Uno ‘ndranghetista di grado più elevato prese poi un santino di San Michele Arcangelo, lo bruciò parzialmente, mise la cenere sulla ferita. «Quindi bruciò completamente il santino e mi disse: “Quando non ci saremo più saremo come questa polvere”. Poi mi insegnò il gergo dello sgarrista, il primo livello dell’affiliato: “Osso è il capo società, Mastrosso il contabile, Carcagnosso il mastro di giornata, quello che svolge l’attività quotidiana. L’onorata società per noi è l’albero della scienza suddiviso in fusto, rifusto, ramo, ramoscello e fiore. I primi tre rappresentano la maggiore mentre gli altri due la minore. Tutto insieme è l’onorata società”». Per maggiore e minore si intendono i due livelli in cui è divisa l’organizzazione.

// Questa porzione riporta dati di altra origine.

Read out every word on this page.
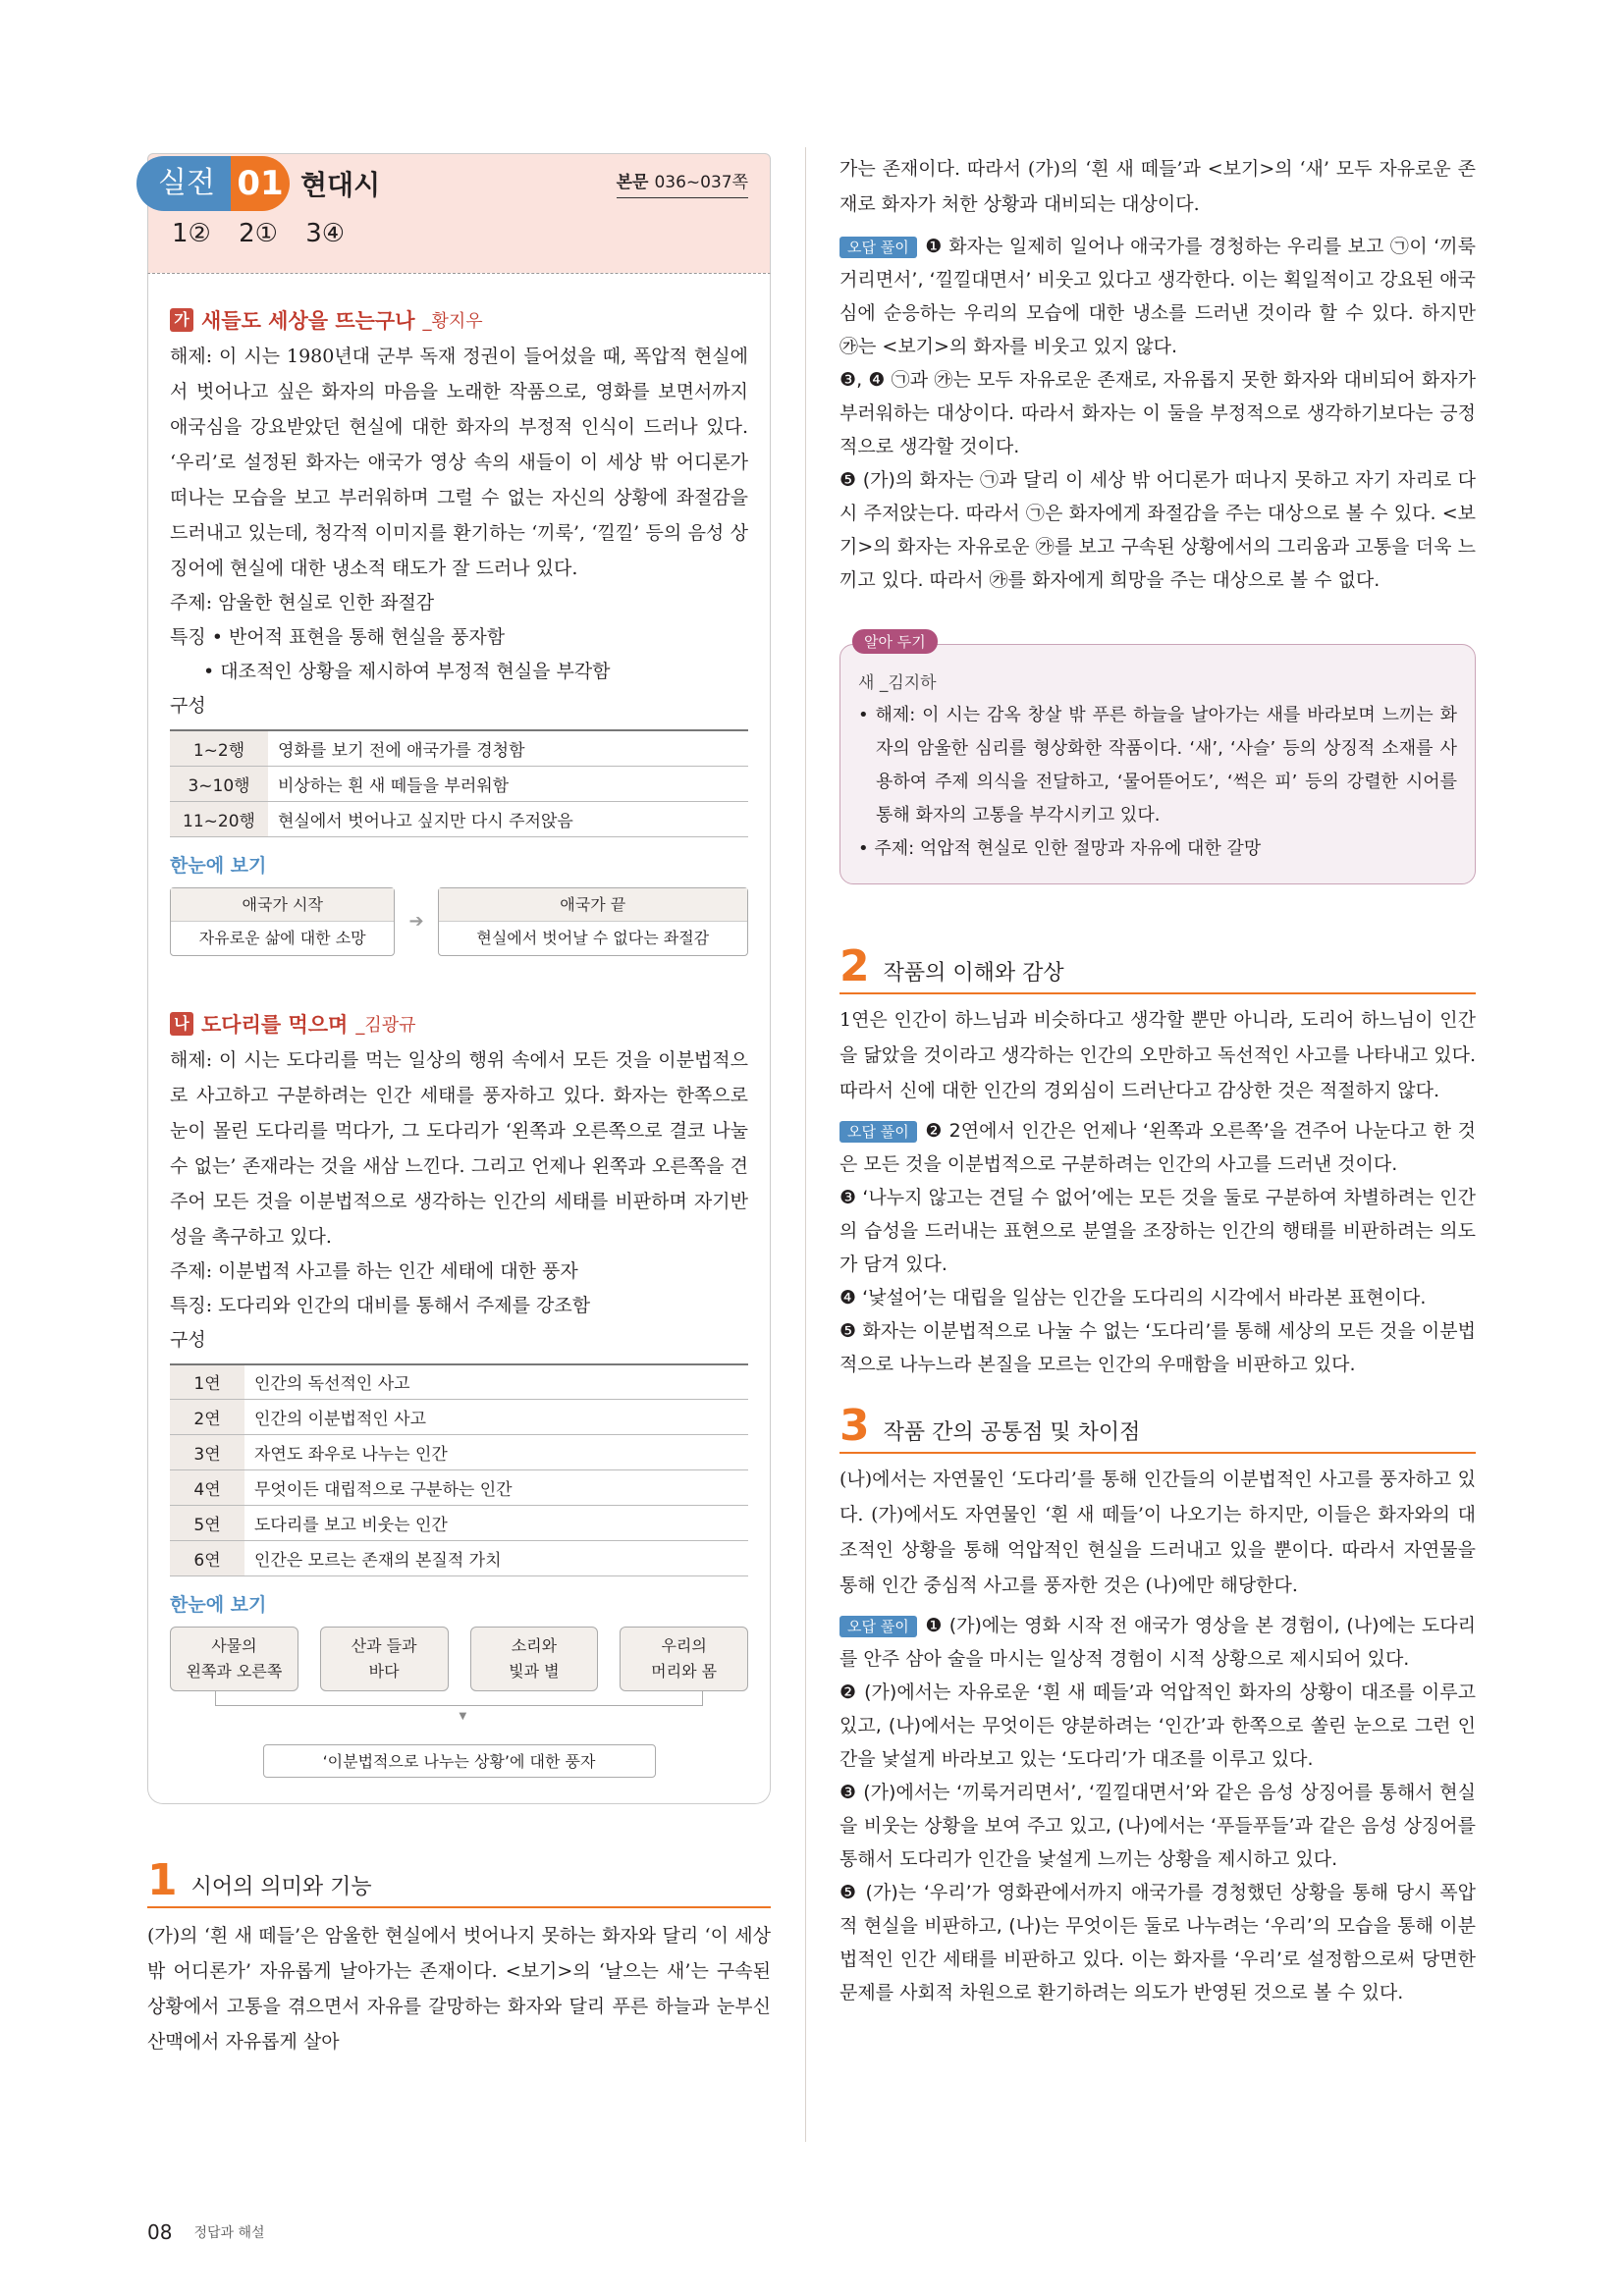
실전 01 현대시	본문 036~037쪽
1② 2① 3④
가 새들도 세상을 뜨는구나 _황지우

해제: 이 시는 1980년대 군부 독재 정권이 들어섰을 때, 폭압적 현실에서 벗어나고 싶은 화자의 마음을 노래한 작품으로, 영화를 보면서까지 애국심을 강요받았던 현실에 대한 화자의 부정적 인식이 드러나 있다. ‘우리’로 설정된 화자는 애국가 영상 속의 새들이 이 세상 밖 어디론가 떠나는 모습을 보고 부러워하며 그럴 수 없는 자신의 상황에 좌절감을 드러내고 있는데, 청각적 이미지를 환기하는 ‘끼룩’, ‘낄낄’ 등의 음성 상징어에 현실에 대한 냉소적 태도가 잘 드러나 있다.

주제: 암울한 현실로 인한 좌절감
특징 • 반어적 표현을 통해 현실을 풍자함
• 대조적인 상황을 제시하여 부정적 현실을 부각함
구성
1~2행	영화를 보기 전에 애국가를 경청함
3~10행	비상하는 흰 새 떼들을 부러워함
11~20행	현실에서 벗어나고 싶지만 다시 주저앉음
한눈에 보기
애국가 시작
자유로운 삶에 대한 소망
➔
애국가 끝
현실에서 벗어날 수 없다는 좌절감
나 도다리를 먹으며 _김광규

해제: 이 시는 도다리를 먹는 일상의 행위 속에서 모든 것을 이분법적으로 사고하고 구분하려는 인간 세태를 풍자하고 있다. 화자는 한쪽으로 눈이 몰린 도다리를 먹다가, 그 도다리가 ‘왼쪽과 오른쪽으로 결코 나눌 수 없는’ 존재라는 것을 새삼 느낀다. 그리고 언제나 왼쪽과 오른쪽을 견주어 모든 것을 이분법적으로 생각하는 인간의 세태를 비판하며 자기반성을 촉구하고 있다.

주제: 이분법적 사고를 하는 인간 세태에 대한 풍자
특징: 도다리와 인간의 대비를 통해서 주제를 강조함
구성
1연	인간의 독선적인 사고
2연	인간의 이분법적인 사고
3연	자연도 좌우로 나누는 인간
4연	무엇이든 대립적으로 구분하는 인간
5연	도다리를 보고 비웃는 인간
6연	인간은 모르는 존재의 본질적 가치
한눈에 보기
사물의
왼쪽과 오른쪽
산과 들과
바다
소리와
빛과 별
우리의
머리와 몸
▼
‘이분법적으로 나누는 상황’에 대한 풍자
1 시어의 의미와 기능

(가)의 ‘흰 새 떼들’은 암울한 현실에서 벗어나지 못하는 화자와 달리 ‘이 세상 밖 어디론가’ 자유롭게 날아가는 존재이다. <보기>의 ‘날으는 새’는 구속된 상황에서 고통을 겪으면서 자유를 갈망하는 화자와 달리 푸른 하늘과 눈부신 산맥에서 자유롭게 살아

가는 존재이다. 따라서 (가)의 ‘흰 새 떼들’과 <보기>의 ‘새’ 모두 자유로운 존재로 화자가 처한 상황과 대비되는 대상이다.

오답 풀이 ❶ 화자는 일제히 일어나 애국가를 경청하는 우리를 보고 ㉠이 ‘끼룩거리면서’, ‘낄낄대면서’ 비웃고 있다고 생각한다. 이는 획일적이고 강요된 애국심에 순응하는 우리의 모습에 대한 냉소를 드러낸 것이라 할 수 있다. 하지만 ㉮는 <보기>의 화자를 비웃고 있지 않다.

❸, ❹ ㉠과 ㉮는 모두 자유로운 존재로, 자유롭지 못한 화자와 대비되어 화자가 부러워하는 대상이다. 따라서 화자는 이 둘을 부정적으로 생각하기보다는 긍정적으로 생각할 것이다.

❺ (가)의 화자는 ㉠과 달리 이 세상 밖 어디론가 떠나지 못하고 자기 자리로 다시 주저앉는다. 따라서 ㉠은 화자에게 좌절감을 주는 대상으로 볼 수 있다. <보기>의 화자는 자유로운 ㉮를 보고 구속된 상황에서의 그리움과 고통을 더욱 느끼고 있다. 따라서 ㉮를 화자에게 희망을 주는 대상으로 볼 수 없다.

알아 두기
새 _김지하
• 해제: 이 시는 감옥 창살 밖 푸른 하늘을 날아가는 새를 바라보며 느끼는 화자의 암울한 심리를 형상화한 작품이다. ‘새’, ‘사슬’ 등의 상징적 소재를 사용하여 주제 의식을 전달하고, ‘물어뜯어도’, ‘썩은 피’ 등의 강렬한 시어를 통해 화자의 고통을 부각시키고 있다.
• 주제: 억압적 현실로 인한 절망과 자유에 대한 갈망
2 작품의 이해와 감상

1연은 인간이 하느님과 비슷하다고 생각할 뿐만 아니라, 도리어 하느님이 인간을 닮았을 것이라고 생각하는 인간의 오만하고 독선적인 사고를 나타내고 있다. 따라서 신에 대한 인간의 경외심이 드러난다고 감상한 것은 적절하지 않다.

오답 풀이 ❷ 2연에서 인간은 언제나 ‘왼쪽과 오른쪽’을 견주어 나눈다고 한 것은 모든 것을 이분법적으로 구분하려는 인간의 사고를 드러낸 것이다.

❸ ‘나누지 않고는 견딜 수 없어’에는 모든 것을 둘로 구분하여 차별하려는 인간의 습성을 드러내는 표현으로 분열을 조장하는 인간의 행태를 비판하려는 의도가 담겨 있다.

❹ ‘낯설어’는 대립을 일삼는 인간을 도다리의 시각에서 바라본 표현이다.

❺ 화자는 이분법적으로 나눌 수 없는 ‘도다리’를 통해 세상의 모든 것을 이분법적으로 나누느라 본질을 모르는 인간의 우매함을 비판하고 있다.

3 작품 간의 공통점 및 차이점

(나)에서는 자연물인 ‘도다리’를 통해 인간들의 이분법적인 사고를 풍자하고 있다. (가)에서도 자연물인 ‘흰 새 떼들’이 나오기는 하지만, 이들은 화자와의 대조적인 상황을 통해 억압적인 현실을 드러내고 있을 뿐이다. 따라서 자연물을 통해 인간 중심적 사고를 풍자한 것은 (나)에만 해당한다.

오답 풀이 ❶ (가)에는 영화 시작 전 애국가 영상을 본 경험이, (나)에는 도다리를 안주 삼아 술을 마시는 일상적 경험이 시적 상황으로 제시되어 있다.

❷ (가)에서는 자유로운 ‘흰 새 떼들’과 억압적인 화자의 상황이 대조를 이루고 있고, (나)에서는 무엇이든 양분하려는 ‘인간’과 한쪽으로 쏠린 눈으로 그런 인간을 낯설게 바라보고 있는 ‘도다리’가 대조를 이루고 있다.

❸ (가)에서는 ‘끼룩거리면서’, ‘낄낄대면서’와 같은 음성 상징어를 통해서 현실을 비웃는 상황을 보여 주고 있고, (나)에서는 ‘푸들푸들’과 같은 음성 상징어를 통해서 도다리가 인간을 낯설게 느끼는 상황을 제시하고 있다.

❺ (가)는 ‘우리’가 영화관에서까지 애국가를 경청했던 상황을 통해 당시 폭압적 현실을 비판하고, (나)는 무엇이든 둘로 나누려는 ‘우리’의 모습을 통해 이분법적인 인간 세태를 비판하고 있다. 이는 화자를 ‘우리’로 설정함으로써 당면한 문제를 사회적 차원으로 환기하려는 의도가 반영된 것으로 볼 수 있다.

08 정답과 해설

Anche in carcere il rito, che preferibilmente viene celebrato l’ultimo sabato del mese al tramonto, si conclude con la classica mangiata. E il ghiro difficilmente manca.
Il primo livello di uno ‘ndranghetista è quello di picciotto, non ancora affiliato. Poi, man mano che si conquista spazio nell’organizzazione, aumenta la dote (è il grado, ma nessuno dell’organizzazione utilizza il termine considerandolo “da poliziotti”). Scrisse in un memoriale il pentito Antonio Belnome, ‘ndranghetista di Giussano, in provincia di Monza e Brianza: «Una volta entrato a far parte della ‘ndrangheta non riuscirai a uscirne. È come una droga per un drogato, ti entra nella pelle e nel sangue, acquisisci la sua mentalità, diventi sempre più spietato. Una volta che si raggiunge l’apice è finita: non puoi più fidarti di nessuno, devi guardarti alle spalle, spostarti da un luogo all’altro, fuggire dai nemici. E alla fine ti ritrovi solo, senza famiglia e senza amici».
Dopo il picciotto c’è il camorrista e poi lo sgarrista. Quindi si entra nella società maggiore. Prima santista, poi vangelista, quindi quartino, trequartino e padrino. Per le doti maggiori i riti cambiano: a Osso, Mastrosso e Carcagnosso subentrano Mazzini, Garibaldi e Lamarmora oppure Gasparre, Melchiorre, Baldassarre e Carlo Magno. Per lo sgarrista, che ha come santa protettrice Elisabetta, i cavalieri sono Minofrio, Mismizzu e Misgarru. Per il padrino la formula è una specie di filastrocca: «A nome del principe russo, conte Leonardo e fiorentino di Spagna, con spada e spadino è formato il Padrino».
Durante un processo, il pentito Gianni Cretarola spiegò così i riti della ‘ndrangheta a un giudice: «Lei ieri mi ha fatto una precisazione dicendo “Parliamo dei riti o parliamo della favella dando un tono di colore a questa udienza”. Volevo precisare che queste cose che le ho raccontato non sono né una nota di colore né un folklore calabrese ma sono ciò che costituisce la vera forza, il vero collante della ‘ndrangheta: sono quello che la differenziano da tutte le organizzazioni criminali a livello mondiale; sono quello che fanno resistere gli affiliati all’interno delle carceri anni e anni di galera e di condanne».